The latest polls reveal support for the Moon administration and the ruling party. This is important to the Moon administration for two reasons. One, its flagship electoral reform has lost its shine as a result of over a year of wrangling between political parties so that the initial goal of ‘opening up’ the political system by favouring greater representation of traditionally less visible or discriminated groups such as women, migrant and irregular workers, LGBTI, youth and refugees has been diluted in practice, as the dominant parties have set up their satellite groups to cushion the impact of the (minor) change in the electoral law. Two, the global depression likely to follow the covid-19 pandemic would be very difficult task for the government to handle as such recession will not be solely dependent on Korea but globally interwoven economy. This raises questions about how the Moon administration will seek to secure its legacy of completing the candlelight vigils reform in terms of reducing socio-economic inequality in Korea.
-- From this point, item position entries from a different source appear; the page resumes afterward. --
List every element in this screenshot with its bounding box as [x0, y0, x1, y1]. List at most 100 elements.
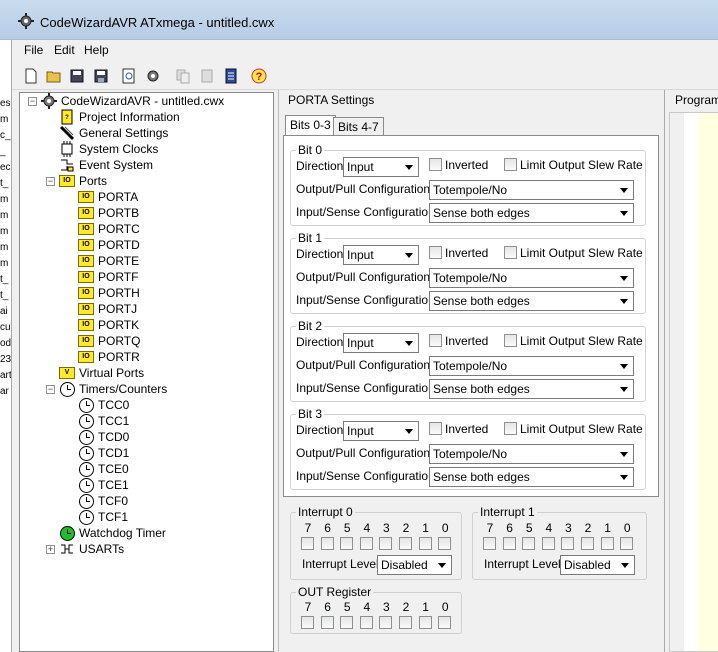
bit-0-limit-slew-checkbox[interactable] [504, 158, 517, 171]
chip-icon [58, 141, 76, 157]
bit-2-direction-select[interactable]: Input [343, 333, 419, 353]
interrupt-1-bit-6-checkbox[interactable] [502, 537, 516, 550]
out-register-bit-3-checkbox[interactable] [379, 616, 393, 629]
tree-item-portq[interactable]: IO PORTQ [77, 333, 140, 349]
bit-2-output-pull-select[interactable]: Totempole/No [429, 356, 634, 376]
bit-1-inverted-checkbox[interactable] [429, 246, 442, 259]
tree-item-tcd0[interactable]: TCD0 [77, 429, 129, 445]
tree-item-tcf1[interactable]: TCF1 [77, 509, 128, 525]
bit-1-output-pull-select[interactable]: Totempole/No [429, 268, 634, 288]
bit-1-direction-select[interactable]: Input [343, 245, 419, 265]
interrupt-1-bit-4-checkbox[interactable] [541, 537, 555, 550]
out-register-bit-0-checkbox[interactable] [438, 616, 452, 629]
save-all-icon[interactable] [92, 67, 110, 85]
paste-icon[interactable] [198, 67, 216, 85]
timers-expander[interactable]: − [46, 385, 55, 394]
usarts-expander[interactable]: + [46, 545, 55, 554]
preview-icon[interactable] [120, 67, 138, 85]
tree-item-project-information[interactable]: ? Project Information [58, 109, 180, 125]
tab-bits-4-7[interactable]: Bits 4-7 [333, 117, 384, 137]
interrupt-0-bit-6-checkbox[interactable] [320, 537, 334, 550]
out-register-bit-4-checkbox[interactable] [359, 616, 373, 629]
interrupt-0-bit-7-checkbox[interactable] [301, 537, 314, 550]
tree-item-tcf0[interactable]: TCF0 [77, 493, 128, 509]
tree-item-portf[interactable]: IO PORTF [77, 269, 138, 285]
interrupt-1-bit-3-checkbox[interactable] [561, 537, 575, 550]
root-expander[interactable]: − [28, 97, 37, 106]
tree-item-tcc0[interactable]: TCC0 [77, 397, 129, 413]
bit-0-direction-select[interactable]: Input [343, 157, 419, 177]
tree-item-portb[interactable]: IO PORTB [77, 205, 139, 221]
save-icon[interactable] [68, 67, 86, 85]
tree-item-portc[interactable]: IO PORTC [77, 221, 140, 237]
tree-item-tcd1[interactable]: TCD1 [77, 445, 129, 461]
ports-expander[interactable]: − [46, 177, 55, 186]
bit-0-input-sense-select[interactable]: Sense both edges [429, 203, 634, 223]
tree-item-event-system[interactable]: Event System [58, 157, 153, 173]
tree-item-system-clocks[interactable]: System Clocks [58, 141, 158, 157]
tree-item-portk[interactable]: IO PORTK [77, 317, 139, 333]
bit-3-direction-select[interactable]: Input [343, 421, 419, 441]
tree-item-timers-label: Timers/Counters [79, 382, 168, 396]
bit-3-limit-slew-checkbox[interactable] [504, 422, 517, 435]
bit-0-inverted-checkbox[interactable] [429, 158, 442, 171]
help-icon[interactable]: ? [250, 67, 268, 85]
interrupt-1-bit-0-checkbox[interactable] [620, 537, 634, 550]
interrupt-1-bit-5-checkbox[interactable] [522, 537, 536, 550]
tree-item-tce0[interactable]: TCE0 [77, 461, 129, 477]
interrupt-0-bit-1-checkbox[interactable] [418, 537, 432, 550]
interrupt-0-bit-3-checkbox[interactable] [379, 537, 393, 550]
bit-0-output-pull-select-value: Totempole/No [433, 183, 508, 197]
tab-bits-0-3[interactable]: Bits 0-3 [285, 115, 336, 137]
tree-item-tcc1[interactable]: TCC1 [77, 413, 129, 429]
tree-item-timers[interactable]: Timers/Counters [58, 381, 167, 397]
copy-icon[interactable] [174, 67, 192, 85]
tree-item-ports[interactable]: IO Ports [58, 173, 107, 189]
bit-1-limit-slew-checkbox[interactable] [504, 246, 517, 259]
tree-item-porta[interactable]: IO PORTA [77, 189, 138, 205]
out-register-bit-2-checkbox[interactable] [399, 616, 412, 629]
open-icon[interactable] [45, 67, 63, 85]
interrupt-0-level-select[interactable]: Disabled [377, 555, 452, 575]
bit-3-output-pull-select[interactable]: Totempole/No [429, 444, 634, 464]
bit-3-inverted-checkbox[interactable] [429, 422, 442, 435]
tree-item-general-settings[interactable]: General Settings [58, 125, 168, 141]
bit-2-limit-slew-checkbox[interactable] [504, 334, 517, 347]
project-tree[interactable]: − CodeWizardAVR - untitled.cwx? Project In… [19, 92, 274, 652]
tree-item-usarts[interactable]: USARTs [58, 541, 124, 557]
generate-icon[interactable] [144, 67, 162, 85]
tree-item-porth[interactable]: IO PORTH [77, 285, 140, 301]
out-register-bit-7-checkbox[interactable] [301, 616, 314, 629]
tree-item-virtual-ports[interactable]: V Virtual Ports [58, 365, 144, 381]
bit-3-input-sense-select[interactable]: Sense both edges [429, 467, 634, 487]
tree-item-portd[interactable]: IO PORTD [77, 237, 140, 253]
tree-item-porte[interactable]: IO PORTE [77, 253, 139, 269]
interrupt-1-bit-7-checkbox[interactable] [483, 537, 496, 550]
event-icon [58, 157, 76, 173]
tree-item-tce1[interactable]: TCE1 [77, 477, 129, 493]
out-register-bit-6-checkbox[interactable] [320, 616, 334, 629]
interrupt-0-bit-4-checkbox[interactable] [359, 537, 373, 550]
interrupt-1-level-select[interactable]: Disabled [560, 555, 635, 575]
interrupt-0-bit-2-checkbox[interactable] [399, 537, 412, 550]
bit-2-inverted-checkbox[interactable] [429, 334, 442, 347]
interrupt-0-bit-0-checkbox[interactable] [438, 537, 452, 550]
interrupt-1-bit-1-checkbox[interactable] [600, 537, 614, 550]
menu-edit[interactable]: Edit [54, 41, 75, 59]
out-register-bit-5-checkbox[interactable] [340, 616, 354, 629]
out-register-bit-1-checkbox[interactable] [418, 616, 432, 629]
bit-0-output-pull-select[interactable]: Totempole/No [429, 180, 634, 200]
bit-2-input-sense-select[interactable]: Sense both edges [429, 379, 634, 399]
bit-1-input-sense-select[interactable]: Sense both edges [429, 291, 634, 311]
notes-icon[interactable] [222, 67, 240, 85]
tree-root[interactable]: CodeWizardAVR - untitled.cwx [40, 93, 224, 109]
menu-help[interactable]: Help [84, 41, 109, 59]
interrupt-0-bit-5-checkbox[interactable] [340, 537, 354, 550]
new-icon[interactable] [22, 67, 40, 85]
tree-item-portr[interactable]: IO PORTR [77, 349, 140, 365]
tree-item-portj[interactable]: IO PORTJ [77, 301, 137, 317]
tree-item-watchdog[interactable]: Watchdog Timer [58, 525, 166, 541]
interrupt-1-bit-2-checkbox[interactable] [581, 537, 594, 550]
menu-file[interactable]: File [24, 41, 43, 59]
code-editor[interactable] [669, 112, 718, 652]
Although the campaign has been overshadowed by the Covid-19 crisis, the elections will also signal who is best positioned to win the 2022 presidential elections. In a semi-presidential system winning parliamentary elections is important as governability hinges on having a parliamentary majority, but presidential elections tend to be the more consequential of the electoral rounds as in Korea it is the president that, in a dual executive, steers policy. President Moon and his allies in parliament will need to show that they are able to navigate the very stormy waters of an intertwined public health, economic and social crisis.